Le surendettement baisse en France

Une bonne nouvelle économique, par les temps qui courent, ce n’est pas négligeable. Nous assistons en France, à une baisse du nombre de cas de surendettement. Il faut y voir les résultats concrets d’une part, de l’encadrement renforcé des pratiques des organismes de crédit, et d’autre part de la forte baisse des taux d’intérêt.

Cela renverse une terrible tendance, puisque, après s’être stabilisé au début des années 2000, la tendance était repartie sur une très forte hausse de 30 % entre 2007 et 2011 en raison de la crise financière. Une étude révèle, que le nombre annuel de dossiers déposés et déclarés recevables à la Banque de France, a diminué de 13 % entre 2014 et 2017. Cela correspond à environ 30 000 dossiers en moins par an.

Il faut souligner les effets bénéfiques des lois Lagarde de 2010 et Hamon de 2015, pour mieux encadrer les pratiques des organismes de crédit, qui ont permis de diminuer les tentations.

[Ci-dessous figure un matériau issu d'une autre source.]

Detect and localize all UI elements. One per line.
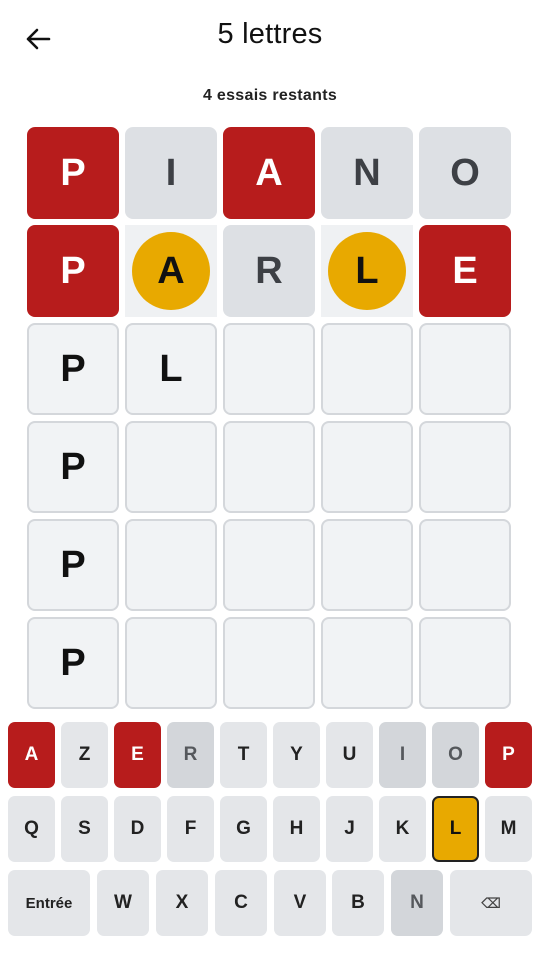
board-tile: P bbox=[27, 421, 119, 513]
board-tile bbox=[321, 323, 413, 415]
key-q[interactable]: Q bbox=[8, 796, 55, 862]
tile-letter: P bbox=[60, 543, 86, 586]
tile-letter: P bbox=[60, 249, 86, 292]
tile-letter: P bbox=[60, 347, 86, 390]
key-f[interactable]: F bbox=[167, 796, 214, 862]
key-g[interactable]: G bbox=[220, 796, 267, 862]
board-tile bbox=[125, 421, 217, 513]
board-tile bbox=[125, 617, 217, 709]
board-tile bbox=[223, 323, 315, 415]
keyboard-row: Entrée W X C V B N ⌫ bbox=[8, 870, 532, 936]
board-tile: P bbox=[27, 519, 119, 611]
tile-letter: N bbox=[353, 151, 381, 194]
board-tile bbox=[419, 519, 511, 611]
key-v[interactable]: V bbox=[274, 870, 326, 936]
backspace-key[interactable]: ⌫ bbox=[450, 870, 532, 936]
tile-letter: P bbox=[60, 151, 86, 194]
key-m[interactable]: M bbox=[485, 796, 532, 862]
key-w[interactable]: W bbox=[97, 870, 149, 936]
board-tile bbox=[419, 617, 511, 709]
key-u[interactable]: U bbox=[326, 722, 373, 788]
key-z[interactable]: Z bbox=[61, 722, 108, 788]
board-tile bbox=[419, 421, 511, 513]
board-tile: P bbox=[27, 127, 119, 219]
enter-key[interactable]: Entrée bbox=[8, 870, 90, 936]
tile-letter: L bbox=[159, 347, 183, 390]
tile-letter: L bbox=[355, 249, 379, 292]
tile-letter: I bbox=[165, 151, 177, 194]
key-e[interactable]: E bbox=[114, 722, 161, 788]
board-tile: L bbox=[321, 225, 413, 317]
tile-letter: P bbox=[60, 445, 86, 488]
tile-letter: A bbox=[255, 151, 283, 194]
key-d[interactable]: D bbox=[114, 796, 161, 862]
key-i[interactable]: I bbox=[379, 722, 426, 788]
board-tile: P bbox=[27, 323, 119, 415]
board-tile bbox=[419, 323, 511, 415]
board-tile bbox=[125, 519, 217, 611]
board-row: PIANO bbox=[27, 127, 513, 219]
board-tile: N bbox=[321, 127, 413, 219]
key-n[interactable]: N bbox=[391, 870, 443, 936]
key-k[interactable]: K bbox=[379, 796, 426, 862]
board-tile: A bbox=[223, 127, 315, 219]
board-row: PARLE bbox=[27, 225, 513, 317]
board-row: PL bbox=[27, 323, 513, 415]
key-x[interactable]: X bbox=[156, 870, 208, 936]
key-h[interactable]: H bbox=[273, 796, 320, 862]
board-tile: P bbox=[27, 225, 119, 317]
tile-letter: A bbox=[157, 249, 185, 292]
key-c[interactable]: C bbox=[215, 870, 267, 936]
key-a[interactable]: A bbox=[8, 722, 55, 788]
key-b[interactable]: B bbox=[332, 870, 384, 936]
tile-letter: E bbox=[452, 249, 478, 292]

Il faut rajouter à cela, que de très nombreux crédits ont été renégociés. Le résultat est sans appel, entre 2012 et 2017, la masse des crédits à la consommation a baissé d’un tiers.

Cependant, ces bons résultats ne doivent pas faire oublier la terrible réalité que vivent de nombreuses personnes, et les ménages qui sont encore aux prises avec ce terrible fléau.

La plupart du temps, ce sont des emprunts immobiliers pour 36 % ou des crédits à la consommation pour 37 %. Loin derrière, il y a des loyers impayés, qui représentent 5,5 %, ensuite, le fait d’être caution pour d’autres emprunteurs pour 4 %, et pour finir des impôts en retard qui totalisent 3 %.

L’étude dresse un profil classique des personnes surendettées. Pour 27 %, le  surendettement se conjugue avec le chômage. On retrouve pour 75,8 % des locataires, contre seulement 3,4 % qui sont propriétaires de leur résidence principale.

La situation familiale influe lourdement, car 36,8 % sont divorcés ou séparés, 24,6 % sont célibataires, et 5,5 % sont veufs. Cela revient à dire, que dans deux cas sur trois, le débiteur est donc seul pour faire face à ses difficultés financières. Si 33,1 % vivent en couple, pour plus de 82 % de ces ménages surendettés, leur patrimoine brut est inférieur à 2 000 euros et un sur deux n’a vraiment aucun moyen de rembourser.